En quoi Au cinéma ce soir est-il un hommage à vos parents ?

Jean-Marc Luisada : “Ce sont vraiment eux qui m’ont fait découvrir le cinéma très tôt, au point que j’y allais ensuite tout seul dès l’âge de 8 ou 9 ans, avant de les amener avec moi revoir un film qui m’avait particulièrement touché.

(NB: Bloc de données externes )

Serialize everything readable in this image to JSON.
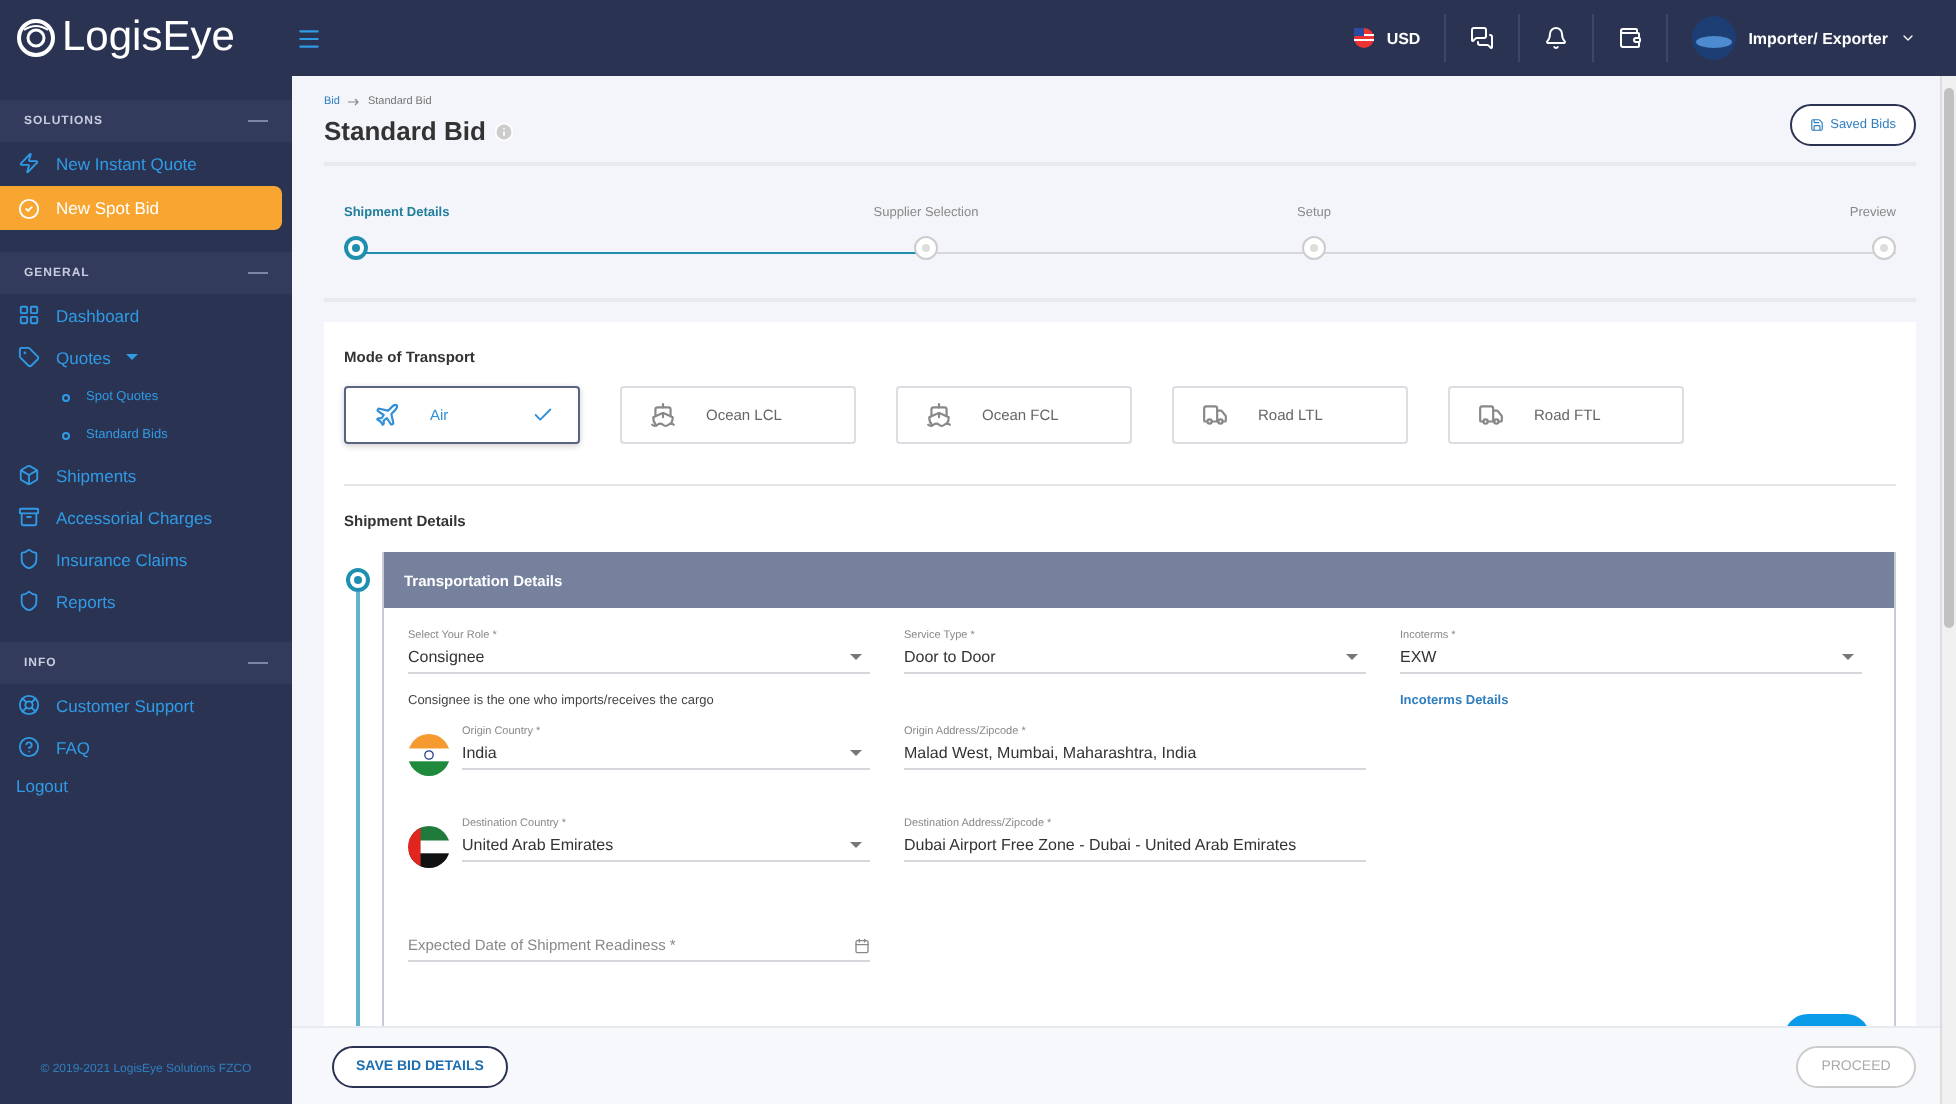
{
  "topbar": {
    "logo": "LogisEye",
    "currency": "USD",
    "user": "Importer/ Exporter"
  },
  "sidebar": {
    "sections": [
      {
        "title": "SOLUTIONS",
        "items": [
          {
            "label": "New Instant Quote",
            "selected": false
          },
          {
            "label": "New Spot Bid",
            "selected": true
          }
        ]
      },
      {
        "title": "GENERAL",
        "items": [
          {
            "label": "Dashboard",
            "selected": false
          },
          {
            "label": "Quotes",
            "selected": false,
            "expanded": true,
            "children": [
              {
                "label": "Spot Quotes"
              },
              {
                "label": "Standard Bids"
              }
            ]
          },
          {
            "label": "Shipments",
            "selected": false
          },
          {
            "label": "Accessorial Charges",
            "selected": false
          },
          {
            "label": "Insurance Claims",
            "selected": false
          },
          {
            "label": "Reports",
            "selected": false
          }
        ]
      },
      {
        "title": "INFO",
        "items": [
          {
            "label": "Customer Support",
            "selected": false
          },
          {
            "label": "FAQ",
            "selected": false
          }
        ]
      }
    ],
    "logout": "Logout",
    "copyright": "© 2019-2021 LogisEye Solutions FZCO"
  },
  "page": {
    "breadcrumb": [
      "Bid",
      "Standard Bid"
    ],
    "title": "Standard Bid",
    "saved_bids": "Saved Bids"
  },
  "stepper": [
    {
      "label": "Shipment Details",
      "selected": true
    },
    {
      "label": "Supplier Selection",
      "selected": false
    },
    {
      "label": "Setup",
      "selected": false
    },
    {
      "label": "Preview",
      "selected": false
    }
  ],
  "mode": {
    "title": "Mode of Transport",
    "options": [
      {
        "label": "Air",
        "kind": "air",
        "selected": true
      },
      {
        "label": "Ocean LCL",
        "kind": "ship",
        "selected": false
      },
      {
        "label": "Ocean FCL",
        "kind": "ship",
        "selected": false
      },
      {
        "label": "Road LTL",
        "kind": "truck",
        "selected": false
      },
      {
        "label": "Road FTL",
        "kind": "truck",
        "selected": false
      }
    ]
  },
  "shipment": {
    "title": "Shipment Details",
    "panel_title": "Transportation Details",
    "rows": [
      [
        {
          "kind": "select",
          "label": "Select Your Role *",
          "value": "Consignee"
        },
        {
          "kind": "select",
          "label": "Service Type *",
          "value": "Door to Door"
        },
        {
          "kind": "select",
          "label": "Incoterms *",
          "value": "EXW"
        }
      ],
      [
        {
          "kind": "note",
          "text": "Consignee is the one who imports/receives the cargo"
        },
        {
          "kind": "empty"
        },
        {
          "kind": "link",
          "text": "Incoterms Details"
        }
      ],
      [
        {
          "kind": "country",
          "label": "Origin Country *",
          "value": "India"
        },
        {
          "kind": "text",
          "label": "Origin Address/Zipcode *",
          "value": "Malad West, Mumbai, Maharashtra, India"
        },
        {
          "kind": "empty"
        }
      ],
      [
        {
          "kind": "country",
          "label": "Destination Country *",
          "value": "United Arab Emirates"
        },
        {
          "kind": "text",
          "label": "Destination Address/Zipcode *",
          "value": "Dubai Airport Free Zone - Dubai - United Arab Emirates"
        },
        {
          "kind": "empty"
        }
      ],
      [
        {
          "kind": "date",
          "placeholder": "Expected Date of Shipment Readiness *"
        },
        {
          "kind": "empty"
        },
        {
          "kind": "empty"
        }
      ]
    ]
  },
  "footer": {
    "save": "SAVE BID DETAILS",
    "proceed": {
      "label": "PROCEED",
      "disabled": true
    }
  }
}
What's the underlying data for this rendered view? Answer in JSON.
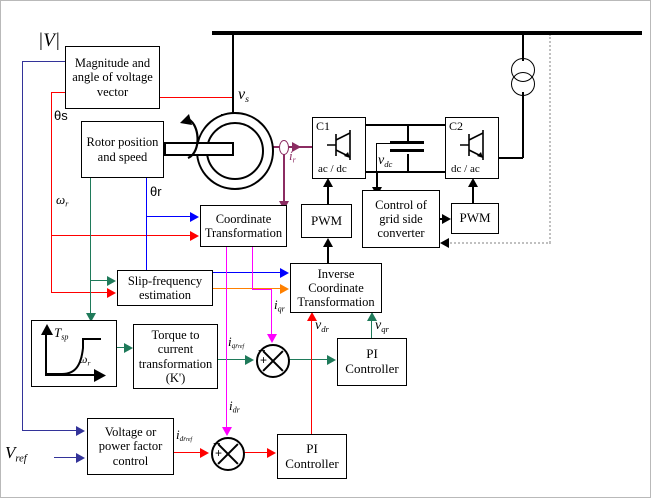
{
  "title": "DFIG vector control block diagram",
  "colors": {
    "black": "#000000",
    "red": "#ff0000",
    "blue": "#0000ff",
    "navy": "#333399",
    "green": "#1f7a5a",
    "magenta": "#ff00ff",
    "orange": "#ff8000",
    "purple": "#8b2c62",
    "gray_dotted": "#c0c0c0"
  },
  "blocks": {
    "magnitude_angle": "Magnitude and angle of voltage vector",
    "rotor_position": "Rotor position and speed",
    "coordinate_transformation": "Coordinate Transformation",
    "inverse_coordinate_transformation": "Inverse Coordinate Transformation",
    "slip_frequency": "Slip-frequency estimation",
    "torque_to_current": "Torque to current transformation (K')",
    "voltage_pf_control": "Voltage or power factor control",
    "pi_controller_q": "PI Controller",
    "pi_controller_d": "PI Controller",
    "pwm_rotor": "PWM",
    "pwm_grid": "PWM",
    "grid_side_control": "Control of grid side converter",
    "converter_c1_name": "C1",
    "converter_c1_mode": "ac / dc",
    "converter_c2_name": "C2",
    "converter_c2_mode": "dc / ac"
  },
  "signals": {
    "v_magnitude": "|V|",
    "theta_s": "θs",
    "theta_r": "θr",
    "omega_r": "ωr",
    "v_s": "vs",
    "i_r": "ir",
    "v_dc": "vdc",
    "i_qr_ref": "iqr ref",
    "i_qr": "iqr",
    "i_dr_ref": "idr ref",
    "i_dr": "idr",
    "v_dr": "vdr",
    "v_qr": "vqr",
    "v_ref": "Vref",
    "t_sp": "Tsp",
    "omega_r_curve": "ωr"
  }
}
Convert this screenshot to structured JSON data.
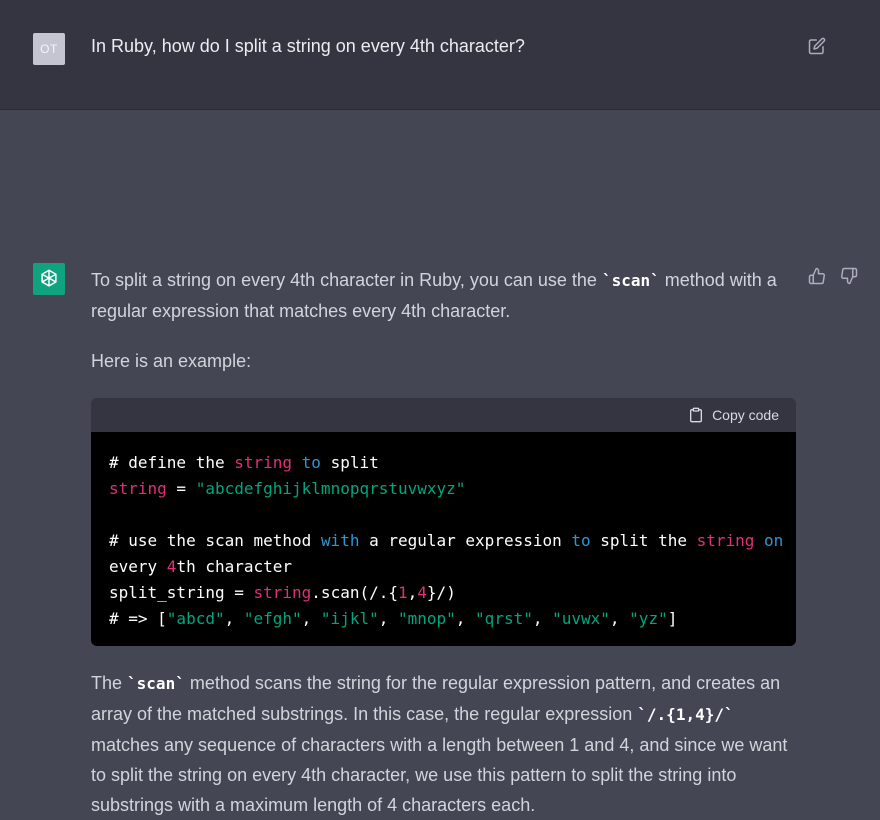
{
  "user": {
    "avatar_initials": "OT",
    "question": "In Ruby, how do I split a string on every 4th character?"
  },
  "assistant": {
    "p1_a": "To split a string on every 4th character in Ruby, you can use the ",
    "p1_code": "`scan`",
    "p1_b": " method with a regular expression that matches every 4th character.",
    "p2": "Here is an example:",
    "copy_label": "Copy code",
    "code": {
      "l1_a": "# define the ",
      "l1_b": "string",
      "l1_c": " ",
      "l1_d": "to",
      "l1_e": " split",
      "l2_a": "string",
      "l2_b": " = ",
      "l2_c": "\"abcdefghijklmnopqrstuvwxyz\"",
      "l4_a": "# use the scan method ",
      "l4_b": "with",
      "l4_c": " a regular expression ",
      "l4_d": "to",
      "l4_e": " split the ",
      "l4_f": "string",
      "l4_g": " ",
      "l4_h": "on",
      "l5_a": "every ",
      "l5_b": "4",
      "l5_c": "th character",
      "l6_a": "split_string = ",
      "l6_b": "string",
      "l6_c": ".scan(/.{",
      "l6_d": "1",
      "l6_e": ",",
      "l6_f": "4",
      "l6_g": "}/)",
      "l7_a": "# => [",
      "l7_items": [
        "\"abcd\"",
        "\"efgh\"",
        "\"ijkl\"",
        "\"mnop\"",
        "\"qrst\"",
        "\"uvwx\"",
        "\"yz\""
      ],
      "l7_sep": ", ",
      "l7_end": "]"
    },
    "p3_a": "The ",
    "p3_code1": "`scan`",
    "p3_b": " method scans the string for the regular expression pattern, and creates an array of the matched substrings. In this case, the regular expression ",
    "p3_code2": "`/.{1,4}/`",
    "p3_c": " matches any sequence of characters with a length between 1 and 4, and since we want to split the string on every 4th character, we use this pattern to split the string into substrings with a maximum length of 4 characters each."
  },
  "colors": {
    "user_bg": "#343541",
    "assistant_bg": "#444654",
    "avatar_bot": "#10a37f",
    "code_string": "#00a67d",
    "code_keyword": "#df3079",
    "code_keyword2": "#2e95d3"
  },
  "icons": [
    "edit-icon",
    "openai-logo-icon",
    "thumbs-up-icon",
    "thumbs-down-icon",
    "clipboard-icon"
  ]
}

Pendant le confinement, leur absence se faisait encore plus sentir pour moi, au point que j’ai décidé au bout d’un moment de ne plus me faire de peine et de concevoir ce disque devenu un récital.

La grande originalité de votre disque, c’est d’être autant cinéphile que mélomane, en faisant redécouvrir la musique classique à partir de films de Fellini, mais aussi André Delvaux ou John Huston…

Oui, j’allais vraiment tout voir, il n’y avait pas de censure, seulement le carré blanc pour les films à la télévision que je réussissais quand même à voir en me cachant dans un coin avec la complicité de mes parents. Je n’ai pas honte de dire que j’ai découvert la musique de Mahler avec Mort à Venise de Visconti qui venait de passer à Cannes…

Ma mère me racontait les films dans les lettres qu’elle m’écrivait. je pouvais donc les imaginer avant de les voir.

JEAN-MARC LUISADA

Je n’avais aucune idée de ce que j’allais voir enfant dans un cinéma d’Alès, bien avant mes études musicales. J’en suis sorti bouleversé. J’avais d’ailleurs vu Senso quelque temps auparavant, mais à la télévision, donc en noir et blanc ! C’était un autre monde… Quant à Rendez-vous à Bray d’André Delvaux sur la musique de Brahms, je l’ai d’abord découvert grâce à ma mère. Elle m’écrivait des lettres pour me raconter les films quand j’étais enfant. Je commençais donc par les imaginer avant de les voir…

Dans votre récital, vous mêlez musique et vidéo… Vous continuez d’aller voir des films aujourd’hui ?

Jean-Marc Luisada : Oui, le récital est vraiment conçu avec des vidéos créées par Julien Hancq, les droits des films n’étant pas accessibles… Sinon je dois parler beaucoup plus ! (rires) Je continue d’aller au cinéma. J’ai adoré récemment le film testament de Spielberg, The Fabelmans, dédié à ses parents, ou l’extraordinaire froideur de Tàr avec Cate Blanchett totalement possédée par son personnage. Mais j’utilise surtout les films pour enseigner à mes élèves. L’art cinématographique est beaucoup plus immédiat et direct que la musique. Quand un élève bute par exemple sur un adagio de Mozart parce qu’il est trop simple, je lui montre un film d’Ozu pour apprendre à être habité avec une grande économie de moyens. Et ça marche !

Vous avez choisi plusieurs films de Visconti ou Fellini pour votre récital. Avez-vous un goût particulier pour cette période du grand cinéma italien décadent ?

Vous m’avez cerné ! C’est vraiment le cinéma que je préfère. Mort à Venise et La Dolce Vita sont vraiment les films que j’ai le plus vus. Je peux y revenir autant de fois que je veux, comme les Préludes de Chopin ou la Passion selon Saint-Matthieu de Bach, ils sont toujours de plus en plus beaux avec le temps.”

Jean-Marc Luisada, Au cinéma ce soir. Mardi 24 octobre à 20h à l’Opéra de Lyon, Lyon 1er, dans le cadre de Piano à Lyon (1h40 avec entracte). De 10 à 52 €. Disque paru chez La Dolce Volta.